The engineers say that it's an engineering problem. If there's only 1000 tons of helium available, then when we run out of those 1000 tons, we're out of helium.
The historians say that it may seem like an engineering problem, but somehow we never run out of anything.
The economists say that it's 2 or 3 different problems, none of which are the engineering problem that the engineers talk about:
Question 1: Business problem: How valuable is the helium for use #1 vs. use #2. As we start to run out of helium, the price goes up, and childrens helium filled baloons start to cost $5 or $10 or $20 each, instead of $1. All of a sudden, kids don't get baloons for their birthdays...they get stuffed animals instead. And the rate of use of helium drops. If helium costs $1000/baloon-worth...an awful lot of folks will opt not to use helium
Question 1b: What are the best substitutes? In the case of balloons, perhaps a mixture of hydrogen with argon is almost as good as helium for both non-combustibility and lightness (I don't know). Perhaps balloons need to be mounted with non-combustion safety devices at a cost of $6/each in order to make hydrogen safe enough to use instead of helium. If helium costs $10/baloon...welcome safe hydrogen balloons (safe already, hydrogen burns upwards, but whatever).
Question 2: Is it recoverable? Right now most helium baloons are made from semi-permeable rubber-ish stuff, which leads to the baloons slowly leaking. However, a substantial number of baloons, apparently increasing, are made of metallized paper...which means that the helium doesn't escape. Perhaps loaning a group of metallic helium balloons to a kid's party is now doable...with a substantial deposit. Perhaps helium is becoming so scarce that helium recovery devices mounted on airplanes are cost-feasible.
Question 3: Is it produceable/renewable? At what cost of helium does commercial fusion become worth investing in purely, or additionally for the production of helium? Why are there more forests in the US now than there were at the turn of the 20th century? Because we needed wood, and wood grows.
Between fission and fusion, we can also produce any element that is important enough.
Question 4: Can we use less of it to get the same result? It used to take a lot more metal to build a car than it does now. Knowledge is replacing mass rather rapidly. Ditto roughly everything. Turns out that our intuition that manufactured goods are made out of stuff is a mostly wrong, industrial age model. Manufactured goods are mostly made out of knowledge. And the less knowledge you have, the more stuff it takes.
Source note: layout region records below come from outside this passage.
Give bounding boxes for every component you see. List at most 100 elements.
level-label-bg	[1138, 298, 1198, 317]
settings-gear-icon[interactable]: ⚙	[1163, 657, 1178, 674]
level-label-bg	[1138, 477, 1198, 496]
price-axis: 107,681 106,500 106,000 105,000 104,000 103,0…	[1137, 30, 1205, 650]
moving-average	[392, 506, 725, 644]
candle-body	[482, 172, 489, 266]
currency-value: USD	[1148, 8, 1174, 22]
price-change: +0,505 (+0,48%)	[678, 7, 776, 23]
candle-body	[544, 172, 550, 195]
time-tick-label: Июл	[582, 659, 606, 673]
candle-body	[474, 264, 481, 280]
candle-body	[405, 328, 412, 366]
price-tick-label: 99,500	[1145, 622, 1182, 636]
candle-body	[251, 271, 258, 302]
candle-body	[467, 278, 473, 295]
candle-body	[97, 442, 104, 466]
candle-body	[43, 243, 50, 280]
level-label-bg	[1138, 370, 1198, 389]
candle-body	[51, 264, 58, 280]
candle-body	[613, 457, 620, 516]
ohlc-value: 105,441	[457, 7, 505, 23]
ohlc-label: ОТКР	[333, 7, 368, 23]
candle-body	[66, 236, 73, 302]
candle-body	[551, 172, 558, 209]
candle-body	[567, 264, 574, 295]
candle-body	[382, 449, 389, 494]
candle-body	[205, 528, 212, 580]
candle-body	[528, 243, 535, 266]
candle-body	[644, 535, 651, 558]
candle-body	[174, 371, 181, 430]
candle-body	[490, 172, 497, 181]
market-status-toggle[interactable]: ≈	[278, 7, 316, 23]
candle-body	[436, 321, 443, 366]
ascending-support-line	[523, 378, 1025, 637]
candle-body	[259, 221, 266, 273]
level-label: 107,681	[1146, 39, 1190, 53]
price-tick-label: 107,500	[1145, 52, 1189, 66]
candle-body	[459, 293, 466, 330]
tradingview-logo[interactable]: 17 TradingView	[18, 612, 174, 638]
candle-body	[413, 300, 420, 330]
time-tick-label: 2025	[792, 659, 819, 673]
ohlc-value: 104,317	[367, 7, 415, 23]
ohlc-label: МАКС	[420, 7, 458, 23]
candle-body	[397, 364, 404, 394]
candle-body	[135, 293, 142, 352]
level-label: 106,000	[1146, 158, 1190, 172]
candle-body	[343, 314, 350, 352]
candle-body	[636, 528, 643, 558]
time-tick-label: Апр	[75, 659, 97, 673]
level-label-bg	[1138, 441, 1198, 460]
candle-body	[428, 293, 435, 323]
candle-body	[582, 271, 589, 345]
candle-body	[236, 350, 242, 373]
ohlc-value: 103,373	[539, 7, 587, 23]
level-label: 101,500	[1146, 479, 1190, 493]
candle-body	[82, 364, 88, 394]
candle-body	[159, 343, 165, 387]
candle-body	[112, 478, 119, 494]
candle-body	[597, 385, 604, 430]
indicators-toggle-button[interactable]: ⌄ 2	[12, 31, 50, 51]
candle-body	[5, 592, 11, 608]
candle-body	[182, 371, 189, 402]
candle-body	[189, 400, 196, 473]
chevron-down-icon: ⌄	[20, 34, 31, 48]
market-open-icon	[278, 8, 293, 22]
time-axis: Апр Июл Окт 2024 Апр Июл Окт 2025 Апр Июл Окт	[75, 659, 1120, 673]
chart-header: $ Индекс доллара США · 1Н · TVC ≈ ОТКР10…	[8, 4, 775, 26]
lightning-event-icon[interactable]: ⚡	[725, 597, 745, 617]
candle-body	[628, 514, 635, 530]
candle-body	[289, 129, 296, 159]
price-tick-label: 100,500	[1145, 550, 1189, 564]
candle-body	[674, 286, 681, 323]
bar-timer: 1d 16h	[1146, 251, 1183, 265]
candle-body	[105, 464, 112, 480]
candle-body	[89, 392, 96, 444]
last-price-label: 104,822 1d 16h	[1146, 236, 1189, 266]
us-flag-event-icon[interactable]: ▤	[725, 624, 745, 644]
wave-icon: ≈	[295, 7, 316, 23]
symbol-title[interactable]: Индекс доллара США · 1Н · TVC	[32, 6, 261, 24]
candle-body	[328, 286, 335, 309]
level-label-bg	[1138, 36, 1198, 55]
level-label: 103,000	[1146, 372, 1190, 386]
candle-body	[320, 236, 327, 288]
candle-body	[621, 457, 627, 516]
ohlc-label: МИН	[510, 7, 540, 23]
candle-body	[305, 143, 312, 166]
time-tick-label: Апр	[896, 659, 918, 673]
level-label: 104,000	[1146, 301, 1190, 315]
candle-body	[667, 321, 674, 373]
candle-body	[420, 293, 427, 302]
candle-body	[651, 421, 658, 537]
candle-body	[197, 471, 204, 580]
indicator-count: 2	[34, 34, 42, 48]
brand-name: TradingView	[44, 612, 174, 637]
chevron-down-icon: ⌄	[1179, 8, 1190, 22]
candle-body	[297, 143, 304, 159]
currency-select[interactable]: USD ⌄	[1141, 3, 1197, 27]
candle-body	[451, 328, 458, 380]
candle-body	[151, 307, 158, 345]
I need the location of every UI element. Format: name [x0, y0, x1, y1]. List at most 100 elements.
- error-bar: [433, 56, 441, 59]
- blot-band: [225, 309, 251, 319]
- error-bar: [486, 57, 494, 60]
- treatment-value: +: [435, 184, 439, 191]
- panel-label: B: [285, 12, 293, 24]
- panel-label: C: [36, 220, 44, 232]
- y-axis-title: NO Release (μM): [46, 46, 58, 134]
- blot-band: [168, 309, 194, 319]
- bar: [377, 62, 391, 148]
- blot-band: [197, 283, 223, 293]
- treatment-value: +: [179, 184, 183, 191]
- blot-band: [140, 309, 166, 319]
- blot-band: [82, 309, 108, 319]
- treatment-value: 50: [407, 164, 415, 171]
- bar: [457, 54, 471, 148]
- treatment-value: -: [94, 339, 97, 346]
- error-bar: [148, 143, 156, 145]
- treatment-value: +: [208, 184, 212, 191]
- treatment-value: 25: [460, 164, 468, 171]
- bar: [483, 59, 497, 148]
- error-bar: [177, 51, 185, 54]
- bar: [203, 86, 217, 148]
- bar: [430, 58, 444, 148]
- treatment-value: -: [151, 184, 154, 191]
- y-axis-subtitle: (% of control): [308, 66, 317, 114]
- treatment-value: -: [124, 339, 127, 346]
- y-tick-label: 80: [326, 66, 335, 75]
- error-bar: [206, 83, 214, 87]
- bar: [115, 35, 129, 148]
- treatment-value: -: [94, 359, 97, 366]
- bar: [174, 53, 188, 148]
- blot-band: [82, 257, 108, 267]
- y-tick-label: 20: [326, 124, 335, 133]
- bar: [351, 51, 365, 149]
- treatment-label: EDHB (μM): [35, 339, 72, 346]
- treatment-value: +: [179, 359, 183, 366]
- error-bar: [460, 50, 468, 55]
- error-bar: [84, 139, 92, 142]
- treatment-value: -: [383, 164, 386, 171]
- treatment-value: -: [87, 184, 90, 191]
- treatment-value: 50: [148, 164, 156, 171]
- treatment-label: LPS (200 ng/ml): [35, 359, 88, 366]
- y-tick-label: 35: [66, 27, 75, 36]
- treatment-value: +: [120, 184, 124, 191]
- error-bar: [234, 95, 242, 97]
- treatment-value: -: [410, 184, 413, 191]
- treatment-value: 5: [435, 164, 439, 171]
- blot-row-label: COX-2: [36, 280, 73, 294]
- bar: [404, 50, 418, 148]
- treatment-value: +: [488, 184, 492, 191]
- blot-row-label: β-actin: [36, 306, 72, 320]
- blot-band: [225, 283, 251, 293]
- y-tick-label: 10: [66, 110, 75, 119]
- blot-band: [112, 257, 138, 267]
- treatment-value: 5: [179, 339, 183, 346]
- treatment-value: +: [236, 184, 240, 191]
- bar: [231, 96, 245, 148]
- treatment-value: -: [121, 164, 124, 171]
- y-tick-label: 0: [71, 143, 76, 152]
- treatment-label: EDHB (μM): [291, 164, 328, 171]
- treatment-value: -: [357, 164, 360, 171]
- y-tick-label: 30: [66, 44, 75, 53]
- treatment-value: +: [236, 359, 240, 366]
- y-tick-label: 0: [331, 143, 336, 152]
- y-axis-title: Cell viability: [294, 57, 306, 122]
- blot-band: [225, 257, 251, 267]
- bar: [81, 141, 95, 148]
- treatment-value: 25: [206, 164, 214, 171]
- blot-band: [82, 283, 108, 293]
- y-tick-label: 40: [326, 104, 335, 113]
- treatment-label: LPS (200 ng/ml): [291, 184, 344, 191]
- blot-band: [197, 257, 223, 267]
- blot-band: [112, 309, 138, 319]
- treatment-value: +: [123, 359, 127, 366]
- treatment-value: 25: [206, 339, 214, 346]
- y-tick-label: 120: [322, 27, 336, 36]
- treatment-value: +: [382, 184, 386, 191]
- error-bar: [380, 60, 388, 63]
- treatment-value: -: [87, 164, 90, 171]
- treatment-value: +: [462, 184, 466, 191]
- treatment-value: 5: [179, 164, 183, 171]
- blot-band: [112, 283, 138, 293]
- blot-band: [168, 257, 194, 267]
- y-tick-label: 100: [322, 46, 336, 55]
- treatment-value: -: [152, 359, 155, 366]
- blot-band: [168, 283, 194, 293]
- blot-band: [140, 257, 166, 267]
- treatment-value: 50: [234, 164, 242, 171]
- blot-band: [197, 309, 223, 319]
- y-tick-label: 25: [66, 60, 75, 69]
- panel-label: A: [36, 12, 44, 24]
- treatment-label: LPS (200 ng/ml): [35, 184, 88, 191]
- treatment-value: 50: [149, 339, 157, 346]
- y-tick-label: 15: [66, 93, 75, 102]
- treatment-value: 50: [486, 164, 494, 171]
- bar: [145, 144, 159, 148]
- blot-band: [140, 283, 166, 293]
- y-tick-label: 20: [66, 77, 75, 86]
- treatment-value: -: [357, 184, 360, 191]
Question 5: What incentives are in place to convince people to push the borders of questions 2-4? Really...that's question #1 again. $100 barrels of oil opened up the North Dakota Shale Oil fields. Shale Gas has deeply transformed the energy industry. What is worth solving? Well...the $ available make a difference on that problem.
But the engineers reply...But surely there is some limit?
And the economist-engineers say...we're not talking quantity really...we're talking rate. Suppose we could build fully recyclable cars, produceable in 15 minutes, google-driven, and uber-safe...provided you had access to 500 pounds of carbon. It could well be that we could build a car to drive to work...drive home, recycle the car into a outdoor bungalow for your party that evening...and then recycle it back into a car for the next day's drive.
And the engineers reply...But surely there is some limit on rate?
Sure...there are two real limits on what we can support. Mass and energy.
The earth's crust masses 10^25 g. The earth masses 6 x 10^27 g. We can't beat that without getting offplanet. The solar system's solids, minus the sun, masses on the order of 10^30g. We can't beat that without getting outside our solar system.
The earth receives on the order of 10^17 watts. We can't beat that without getting offplanet. The sun produces on the order of 10^26 watts. We can't beat that without getting out of the solar system.
So...yes..we know that human beings using beyond about 10^30g of mass or 20^26 watts is a hard-ish limit minus FTL travel.
Other limits? I'm not aware of any other hard limits.
Once I hear people proclaiming the end of available mass or energy...and using sane values like 10^25 g or 10^17 watts...then we have something to talk about in terms of scarcity. Until then...it's basically all artificial limits and technical problems (some of which aren't solved yet).